Jean Sibelius, dessen Geburtstag sich im Dezember 2015 zum 150. Mal jährte, gilt als der große Komponist Finnlands, der mit seinen durch den National-Epos Kalevala inspirierten Tondichtungen dem Land ein eigenes Klangidiom gegeben hat. Kaum einer würde allerdings den Finnen mit Berlin in Verbindung bringen. Dabei spielte die deutsche Metropole in Sibelius’ künstlerischen Werdegang eine wichtige Rolle. Das macht der zweite Philharmonische Salon dieser Saison, der unter dem Motto »Sibelius in Berlin« steht, anhand von Texten und Musik deutlich. Gäste des von Götz Teusch konzipierten Konzerts sind das Philharmonia Quartett sowie der Schauspieler und Sprecher Heikko Deutschmann.

In Berlin als Student...

Sibelius verlebte als Student zwischen Herbst 1889 und Sommer 1890 einige Monate in Berlin und empfing in dieser Zeit inspirierende Eindrücke.  Der damals 24-Jährige durchlebte eine Zeit des Zweifelns und der Depression, relativ unmotiviert, etwas Eigenes zu schaffen, trotzdem interessierte ihn das Berliner Kulturleben, von dem die Konzerte des Philharmonischen Orchesters ein wichtiger Teil waren.
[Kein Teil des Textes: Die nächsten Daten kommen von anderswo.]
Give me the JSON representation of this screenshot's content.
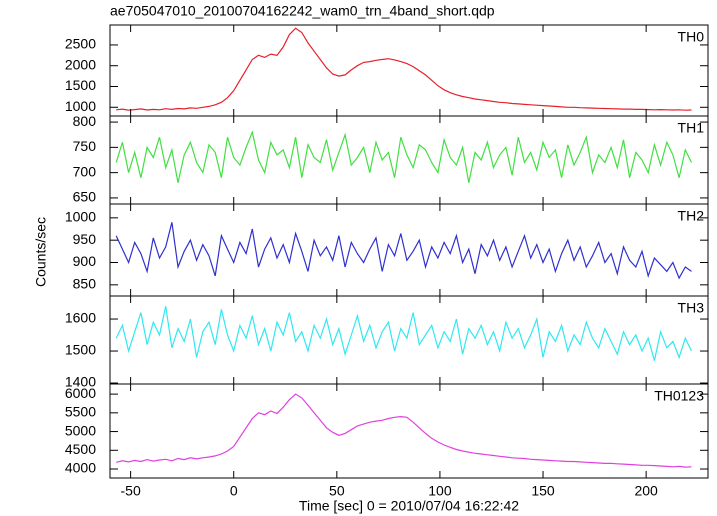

Besonders die Aufführung des Don Juan von Richard Strauss unter Hans von Bülow beeindruckte ihn sehr. »Die größte Bedeutung meines Berliner Aufenthalts lag darin, dass ich so viel hören konnte, sowohl Orchester- als auch Kammermusik.«

... und als Dirigent

Zwölf Jahre später, im November 1902, spielten die Berliner Philharmoniker zum ersten Mal ein Werk des Finnen: die Tondichtung En saga, die Sibelius selbst dirigierte. Es folgten 1904 Finlandia und 1905 die Aufführung der Zweiten Symphonie. »Die Symphonie ist ein Werk, dessen Bekanntschaft zu machen sich lohnte«, heißt es in einer Konzertbesprechung. Vor allem die Orchesterbehandlung zeige, so der Kritiker, »dass es mit dem klassischen Symphonieorchester noch immer möglich ist, eine Menge durchaus unverbrauchter, neuartiger Klangwirkungen zu erzielen.« Allerdings finden sich Sibelius Werke nicht in den Programmen der renommierten philharmonischen Abonnementkonzerte, sondern in den weit weniger frequentierten »Novitäten-Konzerten«, die der Komponist Ferruccio Busoni, ein Freund Sibelius’, künstlerisch betreute. Erst 1911 dirigierte Arthur Nikisch, der damalige Chefdirigent des Orchesters, im Rahmen der großen philharmonischen Konzerte die Tondichtung Finlandia. Ab den 1920er- und 30er-Jahren stehen Sibelius’ Kompositionen öfter auf den Programmen der Philharmoniker, u.a. unter der Leitung von Wilhelm Furtwängler, Thomas Beecham und Eugen Jochum. Im März 1941 dirigiert Clemens Krauss ein Festkonzert zum 75. Geburtstag des Komponisten.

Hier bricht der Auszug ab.